The depth indicator numerals spun as the ship climbed out of the depths, heading for the surface, her speed aided by the buoyancy in the tanks, the speed indicator reading forty-five knots, then forty-six. Augusta was screaming for the surface.

But even over the noise of the roaring emergency blow system, Daminski could hear the wailing sonar system of the lead torpedo in pursuit. The depth indicator unwound, 500 feet, 400, 350, but the screaming siren of the torpedo sonar system grew louder. Daminski could hear the torpedo’s screw itself, a whooshing sound just outside the hull. He turned away from the depth indicator on the ship control panel. It had spun to sixty feet as the bow of the ship blew out of the water, climbing at her tremendous velocity until the sail came out, then the long length of black hull, her underside painted a dull anticorrosion red, until gravity dragged her back, the deck already coming back to level as the ship fell back into the sea, the splash raising a cloud of water vapor in a 300-foot diameter around her. Her downward momentum then carried her under again, the hull vanishing from the surface, only the upper half of the sail breaking through the waves.

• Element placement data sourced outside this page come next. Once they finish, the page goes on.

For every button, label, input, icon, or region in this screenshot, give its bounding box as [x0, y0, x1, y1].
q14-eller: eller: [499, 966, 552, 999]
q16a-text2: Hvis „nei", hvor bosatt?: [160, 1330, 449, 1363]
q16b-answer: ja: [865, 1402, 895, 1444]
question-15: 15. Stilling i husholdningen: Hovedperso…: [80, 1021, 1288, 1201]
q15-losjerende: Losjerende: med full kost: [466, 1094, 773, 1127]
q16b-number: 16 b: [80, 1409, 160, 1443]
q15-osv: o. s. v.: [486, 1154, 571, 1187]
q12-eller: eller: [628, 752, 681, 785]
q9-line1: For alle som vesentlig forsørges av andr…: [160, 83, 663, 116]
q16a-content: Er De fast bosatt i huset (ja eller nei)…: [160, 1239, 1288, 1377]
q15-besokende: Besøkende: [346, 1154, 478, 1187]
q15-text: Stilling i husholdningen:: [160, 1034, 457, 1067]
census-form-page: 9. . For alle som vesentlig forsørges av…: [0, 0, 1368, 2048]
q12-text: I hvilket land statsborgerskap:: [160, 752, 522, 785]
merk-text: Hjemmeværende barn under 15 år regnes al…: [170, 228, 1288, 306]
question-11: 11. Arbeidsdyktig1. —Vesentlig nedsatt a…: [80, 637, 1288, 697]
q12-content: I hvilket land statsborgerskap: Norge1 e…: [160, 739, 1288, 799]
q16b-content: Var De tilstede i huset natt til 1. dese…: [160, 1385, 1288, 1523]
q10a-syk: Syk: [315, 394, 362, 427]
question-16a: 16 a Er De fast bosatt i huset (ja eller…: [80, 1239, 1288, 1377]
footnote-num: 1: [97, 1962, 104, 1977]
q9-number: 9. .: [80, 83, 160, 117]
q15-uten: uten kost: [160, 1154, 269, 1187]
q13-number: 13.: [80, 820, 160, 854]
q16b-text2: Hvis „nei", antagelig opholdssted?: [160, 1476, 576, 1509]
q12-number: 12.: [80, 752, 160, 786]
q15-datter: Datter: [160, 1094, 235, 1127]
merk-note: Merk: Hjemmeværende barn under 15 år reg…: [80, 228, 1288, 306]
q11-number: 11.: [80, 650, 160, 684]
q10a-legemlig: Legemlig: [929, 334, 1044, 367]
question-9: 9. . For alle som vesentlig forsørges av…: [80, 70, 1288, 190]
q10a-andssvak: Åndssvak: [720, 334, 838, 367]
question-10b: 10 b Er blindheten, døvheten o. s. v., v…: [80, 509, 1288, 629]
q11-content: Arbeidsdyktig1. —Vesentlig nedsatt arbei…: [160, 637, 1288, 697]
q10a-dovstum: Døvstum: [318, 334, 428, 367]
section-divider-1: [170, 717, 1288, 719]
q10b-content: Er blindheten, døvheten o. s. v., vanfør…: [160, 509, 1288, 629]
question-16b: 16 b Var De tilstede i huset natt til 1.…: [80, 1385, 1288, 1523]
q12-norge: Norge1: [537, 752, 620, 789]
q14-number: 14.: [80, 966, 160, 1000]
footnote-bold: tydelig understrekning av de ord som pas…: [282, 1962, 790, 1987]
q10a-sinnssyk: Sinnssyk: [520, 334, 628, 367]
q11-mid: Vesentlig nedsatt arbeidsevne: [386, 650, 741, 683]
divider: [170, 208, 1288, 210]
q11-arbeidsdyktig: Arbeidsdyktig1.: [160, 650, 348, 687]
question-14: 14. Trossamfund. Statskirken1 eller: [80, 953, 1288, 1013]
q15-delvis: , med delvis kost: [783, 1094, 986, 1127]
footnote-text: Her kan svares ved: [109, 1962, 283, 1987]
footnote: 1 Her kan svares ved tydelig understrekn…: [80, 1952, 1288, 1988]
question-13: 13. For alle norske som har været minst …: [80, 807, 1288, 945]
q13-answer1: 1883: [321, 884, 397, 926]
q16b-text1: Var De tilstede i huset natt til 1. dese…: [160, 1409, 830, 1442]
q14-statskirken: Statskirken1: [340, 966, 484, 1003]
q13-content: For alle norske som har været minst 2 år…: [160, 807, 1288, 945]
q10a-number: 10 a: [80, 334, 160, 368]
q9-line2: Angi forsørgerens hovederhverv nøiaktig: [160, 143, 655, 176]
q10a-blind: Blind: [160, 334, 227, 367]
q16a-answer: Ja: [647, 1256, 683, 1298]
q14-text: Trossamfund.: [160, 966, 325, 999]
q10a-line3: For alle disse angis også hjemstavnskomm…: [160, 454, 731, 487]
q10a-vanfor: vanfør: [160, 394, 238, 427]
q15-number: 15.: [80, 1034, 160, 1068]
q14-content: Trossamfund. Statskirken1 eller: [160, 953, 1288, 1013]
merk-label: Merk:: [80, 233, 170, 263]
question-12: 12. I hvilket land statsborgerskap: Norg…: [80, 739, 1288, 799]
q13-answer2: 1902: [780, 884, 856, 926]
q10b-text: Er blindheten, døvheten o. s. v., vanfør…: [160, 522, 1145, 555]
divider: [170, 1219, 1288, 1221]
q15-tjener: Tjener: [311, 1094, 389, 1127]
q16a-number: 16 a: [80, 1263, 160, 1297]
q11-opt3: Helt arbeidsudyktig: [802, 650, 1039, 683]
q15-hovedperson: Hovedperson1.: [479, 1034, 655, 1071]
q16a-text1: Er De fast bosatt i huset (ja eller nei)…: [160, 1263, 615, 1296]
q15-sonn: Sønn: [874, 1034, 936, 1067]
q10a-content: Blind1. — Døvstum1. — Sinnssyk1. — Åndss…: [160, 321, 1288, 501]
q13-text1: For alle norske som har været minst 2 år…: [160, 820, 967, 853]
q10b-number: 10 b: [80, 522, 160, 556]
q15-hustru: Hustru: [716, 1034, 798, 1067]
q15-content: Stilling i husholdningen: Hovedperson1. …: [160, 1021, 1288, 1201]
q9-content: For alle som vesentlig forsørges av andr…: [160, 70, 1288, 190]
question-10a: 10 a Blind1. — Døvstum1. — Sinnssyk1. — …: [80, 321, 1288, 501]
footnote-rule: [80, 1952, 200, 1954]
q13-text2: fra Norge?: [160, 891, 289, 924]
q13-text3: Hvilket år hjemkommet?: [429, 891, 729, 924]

It was at that moment that the first Nagasaki torpedo detonated, the weapon having followed the target as it went shallow, as if the torpedo had expected it. The explosion was centered below the reactor compartment, the explosive force directed upward, breaching the hull and rupturing a steam generator and its main coolant piping, the seawater smashing into the compartment. The second Nagasaki detonated farther aft, beneath the turbine generators of the aft compartment, the hull breaching there too, the water filling the space. The third torpedo was a dud, the detonation from the second knocking the detonation train off, the preexplosive failing to detonate the high explosive and the unit disintegrated.

The fourth torpedo impacted the aft section of the forward compartment, blowing a twenty-foot gash in the lower level, the blast smashing through two decks and tearing apart the navigation space aft of control before the water came flooding in. Daminski had a quarter-second to turn and see the deckplates flying upward in slow motion as the blast disintegrated the aft part of the room. The last torpedo detonated at the flank of the forward compartment, forward of the control room. The wall of water from the aft of control had washed its way to the plot tables by the time of the last explosion and its unmerciful water came blasting in from the forward end.